On vient d’en voir un bon exemple avec Nadine Morano à la suite de sa déclaration du 26 septembre dans l’émission « On n’est pas couché » sur France 2. Il n’est pas question ici d’analyser ses propos mais uniquement les réactions qu’ils ont suscitées.

« Nous sommes un pays judéo-chrétien, le général de Gaulle le disait, de race blanche » a déclaré Mme Morano. Le débat s'est focalisé sur le second terme (race blanche), d'ordre biologique, et non sur le premier (judéo-chrétien), d'ordre religieux. Il n'empêche qu'il a largement fait appel à l'encontre de la  « pécheresse » à des concepts et expressions aux connotations religieuses. En voici quelques exemples :
  • Faute : ce mot qui désigne un manquement à une règle morale a souvent été utilisé, en particulier, lit-on ici et là, par Alain Juppé et Nicolas Sarkozy. Les plus indulgents ont qualifié cette faute de « vénielle », un adjectif directement venu de la religion.
  • Exécration : Nathalie Kosciusko-Morizet a jugé « exécrables » les propos de sa collègue. L’exécration est originellement, dit l’Académie française, une « malédiction suprême par laquelle on se vouait soi-même aux divinités infernales en cas de parjure ».
  • Enfer : Christine Clerc, dans une tribune du Figaro, a évoqué « une mauvaise manière qui conduit tout droit à l’enfer FN ».

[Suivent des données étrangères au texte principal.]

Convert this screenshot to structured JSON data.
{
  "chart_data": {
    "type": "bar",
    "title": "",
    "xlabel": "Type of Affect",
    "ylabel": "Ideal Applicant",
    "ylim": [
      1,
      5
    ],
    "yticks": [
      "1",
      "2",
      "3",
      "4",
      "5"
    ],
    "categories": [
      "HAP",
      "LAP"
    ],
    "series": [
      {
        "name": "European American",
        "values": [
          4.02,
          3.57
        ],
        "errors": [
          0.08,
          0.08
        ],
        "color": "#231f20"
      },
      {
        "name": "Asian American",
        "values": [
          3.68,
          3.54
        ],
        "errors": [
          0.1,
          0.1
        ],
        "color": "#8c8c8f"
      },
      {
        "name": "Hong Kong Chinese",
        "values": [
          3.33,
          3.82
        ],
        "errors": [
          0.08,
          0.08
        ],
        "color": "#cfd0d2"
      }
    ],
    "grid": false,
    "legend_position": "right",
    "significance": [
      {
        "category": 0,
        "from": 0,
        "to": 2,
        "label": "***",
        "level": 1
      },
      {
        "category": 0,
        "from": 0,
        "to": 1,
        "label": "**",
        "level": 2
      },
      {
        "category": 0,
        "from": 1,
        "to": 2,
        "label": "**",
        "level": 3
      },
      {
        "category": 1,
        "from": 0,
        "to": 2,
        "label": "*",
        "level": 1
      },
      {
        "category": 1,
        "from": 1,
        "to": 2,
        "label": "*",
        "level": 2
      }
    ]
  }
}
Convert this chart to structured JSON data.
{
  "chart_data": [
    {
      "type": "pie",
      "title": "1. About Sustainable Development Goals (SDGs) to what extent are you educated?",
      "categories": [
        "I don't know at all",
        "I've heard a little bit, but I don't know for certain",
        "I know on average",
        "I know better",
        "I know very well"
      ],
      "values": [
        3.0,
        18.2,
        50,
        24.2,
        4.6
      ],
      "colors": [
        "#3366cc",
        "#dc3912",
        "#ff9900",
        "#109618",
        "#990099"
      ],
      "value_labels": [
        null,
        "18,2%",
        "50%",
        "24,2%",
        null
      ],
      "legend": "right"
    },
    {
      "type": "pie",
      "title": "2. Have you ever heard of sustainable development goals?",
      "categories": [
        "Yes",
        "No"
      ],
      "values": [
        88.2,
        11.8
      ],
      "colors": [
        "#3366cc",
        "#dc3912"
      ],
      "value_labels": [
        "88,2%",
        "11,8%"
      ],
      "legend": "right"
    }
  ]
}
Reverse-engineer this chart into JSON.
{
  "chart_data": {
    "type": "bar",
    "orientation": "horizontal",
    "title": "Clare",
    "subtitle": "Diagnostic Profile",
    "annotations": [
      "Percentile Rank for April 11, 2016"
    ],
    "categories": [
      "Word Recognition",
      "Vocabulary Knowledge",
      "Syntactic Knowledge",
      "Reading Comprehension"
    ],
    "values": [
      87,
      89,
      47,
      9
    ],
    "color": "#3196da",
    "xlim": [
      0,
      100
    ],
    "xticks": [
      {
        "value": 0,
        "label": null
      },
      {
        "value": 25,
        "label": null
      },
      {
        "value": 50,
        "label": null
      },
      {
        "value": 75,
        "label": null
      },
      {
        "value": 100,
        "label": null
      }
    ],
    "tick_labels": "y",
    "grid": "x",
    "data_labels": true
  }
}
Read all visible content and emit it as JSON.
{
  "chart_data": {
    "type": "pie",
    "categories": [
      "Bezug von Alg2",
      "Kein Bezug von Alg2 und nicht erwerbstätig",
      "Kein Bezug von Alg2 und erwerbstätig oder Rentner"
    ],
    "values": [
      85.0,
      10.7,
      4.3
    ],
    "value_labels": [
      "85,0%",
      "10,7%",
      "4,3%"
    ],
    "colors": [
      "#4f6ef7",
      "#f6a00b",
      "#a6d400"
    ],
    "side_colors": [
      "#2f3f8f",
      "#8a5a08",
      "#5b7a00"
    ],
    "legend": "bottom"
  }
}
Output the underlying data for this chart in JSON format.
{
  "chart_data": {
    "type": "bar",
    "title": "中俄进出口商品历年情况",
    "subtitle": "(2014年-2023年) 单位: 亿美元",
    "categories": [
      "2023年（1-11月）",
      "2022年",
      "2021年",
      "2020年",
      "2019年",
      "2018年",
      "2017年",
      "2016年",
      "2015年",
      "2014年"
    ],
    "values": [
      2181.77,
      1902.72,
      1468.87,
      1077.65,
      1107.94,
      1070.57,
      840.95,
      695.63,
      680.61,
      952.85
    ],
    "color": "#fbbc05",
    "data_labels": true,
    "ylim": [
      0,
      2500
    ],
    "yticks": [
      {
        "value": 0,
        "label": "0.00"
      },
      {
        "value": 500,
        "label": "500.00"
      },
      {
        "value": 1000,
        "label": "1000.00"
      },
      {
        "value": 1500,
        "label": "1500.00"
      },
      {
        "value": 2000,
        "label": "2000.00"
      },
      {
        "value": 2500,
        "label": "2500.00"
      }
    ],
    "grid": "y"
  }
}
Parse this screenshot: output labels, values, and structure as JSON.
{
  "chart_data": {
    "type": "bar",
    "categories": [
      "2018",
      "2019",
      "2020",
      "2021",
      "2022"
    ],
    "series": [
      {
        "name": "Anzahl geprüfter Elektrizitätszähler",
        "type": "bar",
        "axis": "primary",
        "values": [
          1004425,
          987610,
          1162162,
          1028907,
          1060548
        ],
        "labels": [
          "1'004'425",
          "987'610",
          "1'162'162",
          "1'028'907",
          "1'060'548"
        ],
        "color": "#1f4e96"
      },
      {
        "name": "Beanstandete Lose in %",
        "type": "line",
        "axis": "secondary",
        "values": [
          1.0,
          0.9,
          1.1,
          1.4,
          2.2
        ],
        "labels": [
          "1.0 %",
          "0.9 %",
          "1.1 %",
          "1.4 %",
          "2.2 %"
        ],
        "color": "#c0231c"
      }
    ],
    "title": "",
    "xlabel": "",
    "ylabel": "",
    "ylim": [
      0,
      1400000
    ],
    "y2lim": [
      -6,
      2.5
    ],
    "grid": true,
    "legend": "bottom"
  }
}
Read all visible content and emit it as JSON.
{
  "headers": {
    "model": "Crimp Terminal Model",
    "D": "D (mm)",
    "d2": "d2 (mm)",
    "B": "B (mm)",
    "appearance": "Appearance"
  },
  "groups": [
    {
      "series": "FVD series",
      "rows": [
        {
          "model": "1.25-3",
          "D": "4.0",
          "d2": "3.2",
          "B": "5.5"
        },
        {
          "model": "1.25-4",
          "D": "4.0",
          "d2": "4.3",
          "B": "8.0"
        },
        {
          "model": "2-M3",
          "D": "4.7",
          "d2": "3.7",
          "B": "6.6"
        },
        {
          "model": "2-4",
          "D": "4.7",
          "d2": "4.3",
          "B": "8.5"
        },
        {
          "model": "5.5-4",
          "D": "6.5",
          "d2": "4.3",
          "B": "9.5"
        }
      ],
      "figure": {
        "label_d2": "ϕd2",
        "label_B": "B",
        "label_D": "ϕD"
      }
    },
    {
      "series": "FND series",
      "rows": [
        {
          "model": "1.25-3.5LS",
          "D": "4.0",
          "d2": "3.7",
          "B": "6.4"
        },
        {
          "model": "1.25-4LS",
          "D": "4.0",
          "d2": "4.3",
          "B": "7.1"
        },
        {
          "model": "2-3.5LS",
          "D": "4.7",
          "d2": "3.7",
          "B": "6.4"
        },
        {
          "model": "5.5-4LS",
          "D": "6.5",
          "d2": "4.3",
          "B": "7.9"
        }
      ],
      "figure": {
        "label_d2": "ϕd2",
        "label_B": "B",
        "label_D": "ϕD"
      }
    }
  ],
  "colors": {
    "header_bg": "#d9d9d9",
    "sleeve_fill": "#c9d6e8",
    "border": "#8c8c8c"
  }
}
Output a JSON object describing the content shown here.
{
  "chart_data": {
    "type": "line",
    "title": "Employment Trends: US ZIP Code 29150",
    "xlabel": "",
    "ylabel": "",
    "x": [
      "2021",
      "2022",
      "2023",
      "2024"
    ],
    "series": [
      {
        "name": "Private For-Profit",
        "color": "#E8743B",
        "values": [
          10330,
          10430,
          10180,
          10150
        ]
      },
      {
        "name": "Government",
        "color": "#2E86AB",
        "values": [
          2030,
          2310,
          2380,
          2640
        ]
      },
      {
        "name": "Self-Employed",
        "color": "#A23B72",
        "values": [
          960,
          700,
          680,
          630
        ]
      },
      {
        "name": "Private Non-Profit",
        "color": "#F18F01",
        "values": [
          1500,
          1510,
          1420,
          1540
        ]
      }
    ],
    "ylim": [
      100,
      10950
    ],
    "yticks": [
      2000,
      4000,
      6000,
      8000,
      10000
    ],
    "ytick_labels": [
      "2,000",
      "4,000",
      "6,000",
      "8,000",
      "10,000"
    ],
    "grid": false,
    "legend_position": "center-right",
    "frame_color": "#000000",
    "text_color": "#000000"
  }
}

  • Scandale : ce mot utilisé par plusieurs commentateurs, à l’instar d’Europe 1, était autrefois défini par l’Académie comme « ce qui est occasion de tomber dans l’erreur, dans le péché ». « Malheur à celui par qui le scandale arrive », prévient l’Évangile selon saint Matthieu (XVIII).
  • Amende honorable : Nadine Morano a refusé de faire « amende honorable », a-t-on lu sous la signature de Mehdi Pfeiffer dans Le Parisien, de Xavier Brouet dans Le Républicain lorrain ou de Laurent de Boissieu dans La Croix. Disparue avec l’Ancien régime, l’amende honorable a été rétablie en 1825 par une loi dite « du sacrilège », qui disposait que « la profanation des hosties consacrées commise publiquement sera punie de mort ; l’exécution sera précédée de l’amende honorable faite par le condamné ».
  • Expiation : Interrogé dans 20 minutes par Anne-Laetitia Béraud, le politologue Eddy Fougier, chercheur associé à l’IRIS, a vu dans Nadine Morano « une victime expiatoire de la droite ». L’expiation était une cérémonie religieuse destinée à apaiser la colère des dieux.
Métaphores profanes ou signes d'une religiosité subliminale ? Dans un « pays judéo-chrétien », la seconde hypothèse a sa place. Nadine Morano et ses défenseurs n'ont pas manqué d'invoquer à leur tour des concepts religieux : procès en sorcellerie, bouc émissaire, etc. C’est assez classique, mais particulièrement défendable en l’espèce : pour son propre camp, l’eurodéputée est désormais un ange déchu.